Correction: The 99 percent (unaware of their power) can be dominated. Cultural consciousness is the key to unlocking this power.  One must come to understand the levers of control which work toward the subjugation of the masses. The masses are a herd to be moved by those who have the levers of control. We must become aware of these levers (which implies social deprogramming) so that we can control ourselves. Ignorance is the great enemy of man's freedom, he that does not care will be controlled by those who do.

The question is a matter of desire in the realm of man's freedom. Those who shift the masses seek to pacify man's individual discontent. Those who rule understand that man will renounce his freedom for the delusion of comfort. This is a complex psychological game: man is instilled with desires he did not create for himself, the ruling class then seeks to appease these artificial desires thereby bringing about the impression of happiness, but in reality this is mere emptiness. This is what it looks like to make a slave content in his slavery--- behold the psychology of slavery from the vantage of the slaveholder! The tactic is one of creating artificial desire [happiness fulfilled by the possession of abstract commodities-- abstract in relation to life], behold the plastic world in which man lives! Behold the bondage of his plastic chains! As Rousseau said so long ago: "All ran headlong to their chains!"


Saturday, January 16, 2016


Thought experiment:

There are people with large bodies of wealth. Why do these people not use their wealth to make the world a better place?

Are they socially unconscious or socially irresponsible?

I fancy they would not accept the charge of social ignorance!

What can we say, are these people malevolent? How can this not be the case seeing they have the power to prevent evil? What prevents them from using their power for good?

{I suspect they have an ideology, a false morality, by which they see themselves as doing good. But the question is whether or not this ideology is consistent with social reality?}

If I have the power of wealth, and I am a social being, then what kind of social responsibility do I have, seeing wealth makes me an agent of power?

If our man of wealth rejects the fact that he is socially ignorant, then he must admit to being socially immoral.

The same argument that applies to an all-power-deity is the same argument that applies to our man of wealth:

If God is all-powerful, then why does he not prevent evil; because he is not all-good. If God is all-good, then why does he not prevent evil; because he is not all-powerful.

Indeed, it is even worse with the man of wealth, precisely because wealth, in the context of a capitalist society, is an undeniable signifier of power (which means we cannot argue that the man of wealth lacks power)!

The man of wealth can't have it both ways, by hoarding wealth he is either socially evil or socially ignorant... But surely his psychology transcends this dichotomy; he rejects both these conclusions on the basis of some faulty, moral ideology, which to his eyes, beams as the haven of Truth, the-axiom-of-personal-peace

At the end of the day the man of wealth sees himself at the head of society; he sees himself as the most important agent in society.

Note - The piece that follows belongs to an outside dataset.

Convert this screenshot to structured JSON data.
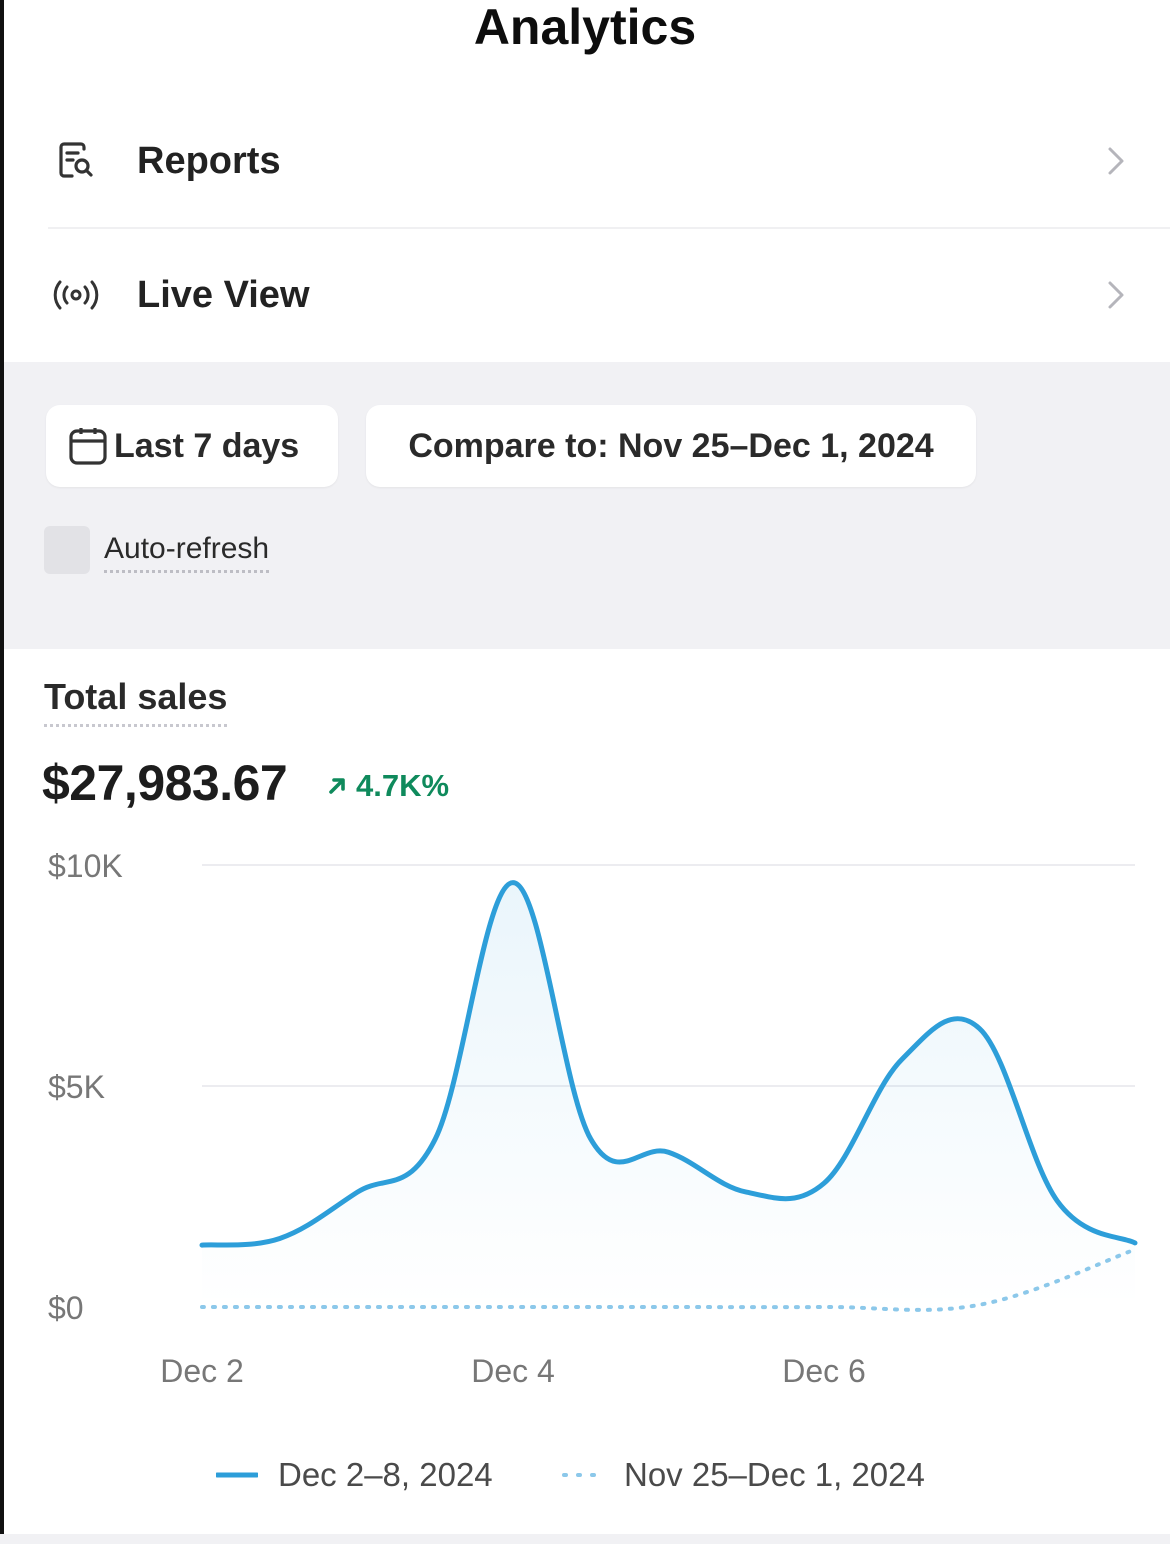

So complete is his ideology of power (so distant from reality) that the man of power is convinced that he is not only superior, but also necessary to the existence of society. Such a man sees himself in relation to society, as a God would stand in relation to the universe!   

We must seek to reform society by knocking down this ideology, by exposing its false morality. [Let the great refuters come forth!] A true morality not only shows man to be free, but it shows him to be free (only) in relation to society itself. Because a freedom outside society would not be a freedom worth having, precisely because it would not be a freedom of quality! The abundance that makes an individual (which is required for the existence of an individual) is not possible outside the context of society!  

We must seek to reform the penal institutions of society, because this is how the man of wealth deals with those who reject his ideology of power.